The uses of cognitive training technologies in the treatment of autism spectrum disorders.
Computer brain games teach kids to win the game, not to live the skill.
01Research in Context
What this study did
Cicchetti et al. (2014) looked at every paper they could find on computer brain games for kids with autism.
They did not run new kids; they simply told the story the studies told.
The team asked: do the games boost thinking skills only on the screen, or also at home and school?
What they found
The games almost always improved scores inside the same computer task.
Real-life changes—like talking more or finishing homework—were small or missing.
In short: the kids got better at the game, not at life.
How this fits with other research
Lee et al. (2025) found a similar gap. Paper pictures helped reading more than screen pictures, even when both looked alike.
Gilroy et al. (2023) and Fleury et al. (2018) ran real trials comparing high-tech tablets with low-tech cards for talking. Both tools worked the same, as long as adults used ABA steps.

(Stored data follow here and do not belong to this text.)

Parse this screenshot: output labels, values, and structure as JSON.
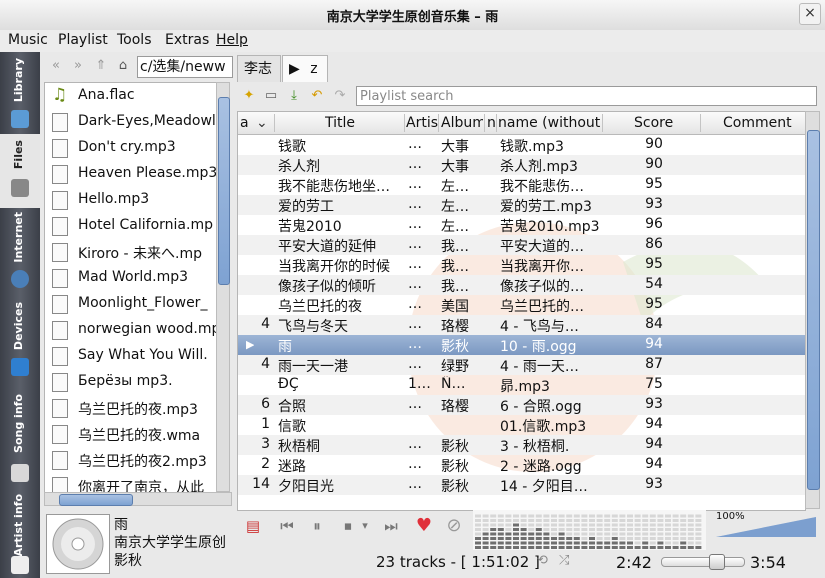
{
  "window": {
    "title": "南京大学学生原创音乐集 – 雨",
    "close_icon": "×"
  },
  "menu": [
    "Music",
    "Playlist",
    "Tools",
    "Extras",
    "Help"
  ],
  "side_tabs": [
    {
      "label": "Library",
      "icon": "library-icon"
    },
    {
      "label": "Files",
      "icon": "files-icon"
    },
    {
      "label": "Internet",
      "icon": "internet-icon"
    },
    {
      "label": "Devices",
      "icon": "devices-icon"
    },
    {
      "label": "Song info",
      "icon": "song-info-icon"
    },
    {
      "label": "Artist info",
      "icon": "artist-info-icon"
    }
  ],
  "files": {
    "path": "c/选集/neww",
    "items": [
      "Ana.flac",
      "Dark-Eyes,Meadowla",
      "Don't cry.mp3",
      "Heaven Please.mp3",
      "Hello.mp3",
      "Hotel California.mp",
      "Kiroro - 未来へ.mp",
      "Mad World.mp3",
      "Moonlight_Flower_",
      "norwegian wood.mp",
      "Say What You Will.",
      "Берёзы mp3.",
      "乌兰巴托的夜.mp3",
      "乌兰巴托的夜.wma",
      "乌兰巴托的夜2.mp3",
      "你离开了南京，从此"
    ]
  },
  "now_playing": {
    "title": "雨",
    "album": "南京大学学生原创",
    "artist": "影秋"
  },
  "playlist_tabs": [
    "李志",
    "z"
  ],
  "search": {
    "placeholder": "Playlist search"
  },
  "columns": [
    "a",
    "Title",
    "Artist",
    "Album",
    "n",
    "name (without",
    "Score",
    "Comment"
  ],
  "tracks": [
    {
      "no": "",
      "title": "钱歌",
      "artist": "…",
      "album": "大事",
      "file": "钱歌.mp3",
      "score": "90"
    },
    {
      "no": "",
      "title": "杀人剂",
      "artist": "…",
      "album": "大事",
      "file": "杀人剂.mp3",
      "score": "90"
    },
    {
      "no": "",
      "title": "我不能悲伤地坐…",
      "artist": "…",
      "album": "左…",
      "file": "我不能悲伤…",
      "score": "95"
    },
    {
      "no": "",
      "title": "爱的劳工",
      "artist": "…",
      "album": "左…",
      "file": "爱的劳工.mp3",
      "score": "93"
    },
    {
      "no": "",
      "title": "苦鬼2010",
      "artist": "…",
      "album": "左…",
      "file": "苦鬼2010.mp3",
      "score": "96"
    },
    {
      "no": "",
      "title": "平安大道的延伸",
      "artist": "…",
      "album": "我…",
      "file": "平安大道的…",
      "score": "86"
    },
    {
      "no": "",
      "title": "当我离开你的时候",
      "artist": "…",
      "album": "我…",
      "file": "当我离开你…",
      "score": "95"
    },
    {
      "no": "",
      "title": "像孩子似的倾听",
      "artist": "…",
      "album": "我…",
      "file": "像孩子似的…",
      "score": "54"
    },
    {
      "no": "",
      "title": "乌兰巴托的夜",
      "artist": "…",
      "album": "美国",
      "file": "乌兰巴托的…",
      "score": "95"
    },
    {
      "no": "4",
      "title": "飞鸟与冬天",
      "artist": "…",
      "album": "珞樱",
      "file": "4 - 飞鸟与…",
      "score": "84"
    },
    {
      "no": "",
      "title": "雨",
      "artist": "…",
      "album": "影秋",
      "file": "10 - 雨.ogg",
      "score": "94"
    },
    {
      "no": "4",
      "title": "雨一天一港",
      "artist": "…",
      "album": "绿野",
      "file": "4 - 雨一天…",
      "score": "87"
    },
    {
      "no": "",
      "title": "ĐÇ",
      "artist": "1…",
      "album": "Ñ…",
      "file": "昴.mp3",
      "score": "75"
    },
    {
      "no": "6",
      "title": "合照",
      "artist": "…",
      "album": "珞樱",
      "file": "6 - 合照.ogg",
      "score": "93"
    },
    {
      "no": "1",
      "title": "信歌",
      "artist": "",
      "album": "",
      "file": "01.信歌.mp3",
      "score": "94"
    },
    {
      "no": "3",
      "title": "秋梧桐",
      "artist": "…",
      "album": "影秋",
      "file": "3 - 秋梧桐.",
      "score": "94"
    },
    {
      "no": "2",
      "title": "迷路",
      "artist": "…",
      "album": "影秋",
      "file": "2 - 迷路.ogg",
      "score": "94"
    },
    {
      "no": "14",
      "title": "夕阳目光",
      "artist": "…",
      "album": "影秋",
      "file": "14 - 夕阳目…",
      "score": "93"
    }
  ],
  "playing_index": 10,
  "volume": "100%",
  "volume_level": 1.0,
  "status": {
    "tracks": "23 tracks - [ 1:51:02 ]",
    "elapsed": "2:42",
    "total": "3:54",
    "seek_fraction": 0.69
  }
}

Put together, the pattern is clear: the teaching method matters more than the shiny device.
Why it matters
Before you buy that new app, check if it has real-life practice built in. Pair any screen task with hands-on trials in the kitchen, classroom, or playground. Measure what the learner does there, not just what they do on the tablet. If you see no change after two weeks, shift time back to live coaching and skip the game.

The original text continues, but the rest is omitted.